Turner case letters distract from addressing root issues

Natalia Ruiz

The Brock Turner sexual assault case became a topic of national conversation when the victim’s letter to her attacker was published. Over the past two weeks, media coverage has shifted from the victim and her bravery to letters written on behalf of Turner’s character on sites such as Business Insider and Cosmopolitan.

Websites and social media users have reacted by attacking Turner’s defenders. One of Turner’s  friends is in the up-and-coming indie band Good English, which has been dropped from multiple events and festivals as a part of the backlash for writing in his defense. Some of these letters are misguided or just wrong — Turner’s father infamously described the rape as “20 minutes of action.” The focus on the letters directs readers away from discussion on rape culture and the light sentence handed down to Turner.

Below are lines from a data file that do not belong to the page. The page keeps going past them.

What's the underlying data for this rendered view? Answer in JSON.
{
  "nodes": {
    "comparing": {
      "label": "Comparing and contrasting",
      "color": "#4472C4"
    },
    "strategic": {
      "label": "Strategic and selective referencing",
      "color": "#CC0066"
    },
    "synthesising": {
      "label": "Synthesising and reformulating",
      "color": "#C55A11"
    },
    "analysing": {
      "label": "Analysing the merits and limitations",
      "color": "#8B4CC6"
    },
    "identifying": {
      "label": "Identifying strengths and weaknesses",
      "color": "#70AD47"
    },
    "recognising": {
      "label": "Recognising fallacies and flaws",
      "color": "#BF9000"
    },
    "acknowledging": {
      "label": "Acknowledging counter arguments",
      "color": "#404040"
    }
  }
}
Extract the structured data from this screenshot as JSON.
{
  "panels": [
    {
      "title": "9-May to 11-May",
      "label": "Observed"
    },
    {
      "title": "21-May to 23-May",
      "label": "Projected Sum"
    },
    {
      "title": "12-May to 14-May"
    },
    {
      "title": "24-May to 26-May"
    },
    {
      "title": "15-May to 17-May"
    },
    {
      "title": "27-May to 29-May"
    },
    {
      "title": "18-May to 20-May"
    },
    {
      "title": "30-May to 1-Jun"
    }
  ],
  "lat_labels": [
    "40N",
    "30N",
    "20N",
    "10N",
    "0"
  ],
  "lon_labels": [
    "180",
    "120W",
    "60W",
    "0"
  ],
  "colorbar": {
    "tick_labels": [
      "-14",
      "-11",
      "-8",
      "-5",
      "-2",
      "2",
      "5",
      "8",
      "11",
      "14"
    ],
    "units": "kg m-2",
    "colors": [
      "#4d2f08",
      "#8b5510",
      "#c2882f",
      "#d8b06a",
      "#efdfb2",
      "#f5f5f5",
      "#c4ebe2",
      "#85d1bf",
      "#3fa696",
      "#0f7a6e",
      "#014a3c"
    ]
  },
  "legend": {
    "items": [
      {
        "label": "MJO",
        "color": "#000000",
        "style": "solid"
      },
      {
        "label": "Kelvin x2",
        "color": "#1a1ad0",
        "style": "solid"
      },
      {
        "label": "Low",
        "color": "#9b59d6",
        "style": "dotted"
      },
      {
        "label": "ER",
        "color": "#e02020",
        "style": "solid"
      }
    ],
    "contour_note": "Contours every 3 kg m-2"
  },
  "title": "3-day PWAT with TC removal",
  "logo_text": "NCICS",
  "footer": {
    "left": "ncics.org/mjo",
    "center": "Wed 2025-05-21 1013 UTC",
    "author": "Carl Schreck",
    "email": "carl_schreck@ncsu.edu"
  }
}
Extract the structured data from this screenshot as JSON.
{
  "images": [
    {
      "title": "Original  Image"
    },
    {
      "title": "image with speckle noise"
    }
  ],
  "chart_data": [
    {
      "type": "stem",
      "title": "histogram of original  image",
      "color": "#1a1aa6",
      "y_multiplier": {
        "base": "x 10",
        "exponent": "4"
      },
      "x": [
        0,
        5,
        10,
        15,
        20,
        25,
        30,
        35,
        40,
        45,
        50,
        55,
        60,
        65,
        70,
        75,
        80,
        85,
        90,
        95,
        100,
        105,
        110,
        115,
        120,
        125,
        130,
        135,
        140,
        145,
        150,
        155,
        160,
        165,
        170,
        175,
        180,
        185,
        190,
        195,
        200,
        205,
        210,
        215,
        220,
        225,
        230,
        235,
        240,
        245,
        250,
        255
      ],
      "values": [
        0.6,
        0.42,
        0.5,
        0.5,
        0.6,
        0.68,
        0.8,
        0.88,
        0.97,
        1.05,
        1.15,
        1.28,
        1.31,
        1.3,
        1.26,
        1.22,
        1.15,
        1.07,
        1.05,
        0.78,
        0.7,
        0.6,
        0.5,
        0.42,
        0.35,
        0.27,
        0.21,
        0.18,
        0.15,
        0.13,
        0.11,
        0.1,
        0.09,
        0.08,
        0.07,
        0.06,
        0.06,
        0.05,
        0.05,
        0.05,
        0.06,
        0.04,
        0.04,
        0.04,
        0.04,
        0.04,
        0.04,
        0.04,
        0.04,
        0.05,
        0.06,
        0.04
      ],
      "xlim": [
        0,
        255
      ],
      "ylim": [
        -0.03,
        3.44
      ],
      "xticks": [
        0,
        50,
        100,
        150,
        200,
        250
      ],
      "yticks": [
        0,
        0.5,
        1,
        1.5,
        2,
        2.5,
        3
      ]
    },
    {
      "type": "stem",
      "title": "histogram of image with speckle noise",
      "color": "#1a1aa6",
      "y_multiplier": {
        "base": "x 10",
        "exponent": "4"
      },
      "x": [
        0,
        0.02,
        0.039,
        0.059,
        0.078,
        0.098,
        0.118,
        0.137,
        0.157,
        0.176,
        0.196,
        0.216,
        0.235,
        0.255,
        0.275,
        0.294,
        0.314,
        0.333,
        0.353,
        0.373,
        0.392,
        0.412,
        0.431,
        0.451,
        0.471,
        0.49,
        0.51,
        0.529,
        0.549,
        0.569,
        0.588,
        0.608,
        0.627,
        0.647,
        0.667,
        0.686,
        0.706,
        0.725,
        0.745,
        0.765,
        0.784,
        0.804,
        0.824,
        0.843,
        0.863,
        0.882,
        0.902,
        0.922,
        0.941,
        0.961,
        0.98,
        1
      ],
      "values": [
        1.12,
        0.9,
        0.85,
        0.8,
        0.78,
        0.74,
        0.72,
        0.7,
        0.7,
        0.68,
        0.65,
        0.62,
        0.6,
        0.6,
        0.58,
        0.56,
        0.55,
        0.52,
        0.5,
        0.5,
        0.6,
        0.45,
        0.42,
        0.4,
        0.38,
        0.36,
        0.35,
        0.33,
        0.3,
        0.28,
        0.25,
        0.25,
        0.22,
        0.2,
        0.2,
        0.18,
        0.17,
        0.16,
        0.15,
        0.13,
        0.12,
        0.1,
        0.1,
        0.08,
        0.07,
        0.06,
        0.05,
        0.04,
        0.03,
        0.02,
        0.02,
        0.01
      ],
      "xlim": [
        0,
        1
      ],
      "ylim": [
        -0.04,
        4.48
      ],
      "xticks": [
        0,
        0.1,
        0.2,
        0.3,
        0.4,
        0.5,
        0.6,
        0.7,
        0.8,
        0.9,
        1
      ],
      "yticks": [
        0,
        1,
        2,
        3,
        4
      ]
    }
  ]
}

Very few rape cases are ones in which the attacker is on the prowl for victims. In approximately 80 percent of rape cases, the victims know their attackers. The letters from Turner’s family members and friends reflect the sentiment that people find it hard to accept the fact that a regular man they know could commit such a crime. The friend from Good English wrote, “rape on campuses isn’t always because people are rapists,” in an attempt to distinguish Turner from the perceived image a rapist should hold and reinforce the idea that rapists are only scary, masked, non-white men who grab women in dark alleys. If you believe that, it’s  no far jump to assume sex with a passed out girl isn’t rape — it’s just a really, drunk girl and your slutty self.

Some sites have editorialized the descriptions of the letters by detailing the most titillating sections of the letters, pitting readers against Turner's family and friends. A story about a letter written by Turner's ex-girlfriend published by Teen Vogue went as far as to say “Some of Brock’s supporters have … [issued] public apologies for their distasteful statements to the judge in his defense. Unfortunately, Lydia is not one of those people.” Instead of wasting time on these letters that no one takes seriously, we should turn to addressing the issues of rape culture before the attention to this case diminishes even more.

Rape is an uncomfortable topic to breach, but the prominence of the Turner case has helped facilitate conversations on the matter. The letters exemplify how people resist the idea that rapists can be normal people, and can be used to highlight this issue. Rather than attract readers with summaries of letters and details on the writers of such letters, websites should foster conversation through articles covering topics that might bear fruit, such as the movement to have Judge Persky recalled for this ruling or educating students on consent.

This case can set a positive precedent for the way people treat rape victims. The generated toward the victim in this case may make people think twice about asking whether the victim was asking for it or drunk. We just have to seize the opportunity to make necessary progress before our attention completely shifts to something else.

Ruiz is a Plan II and English junior from Houston.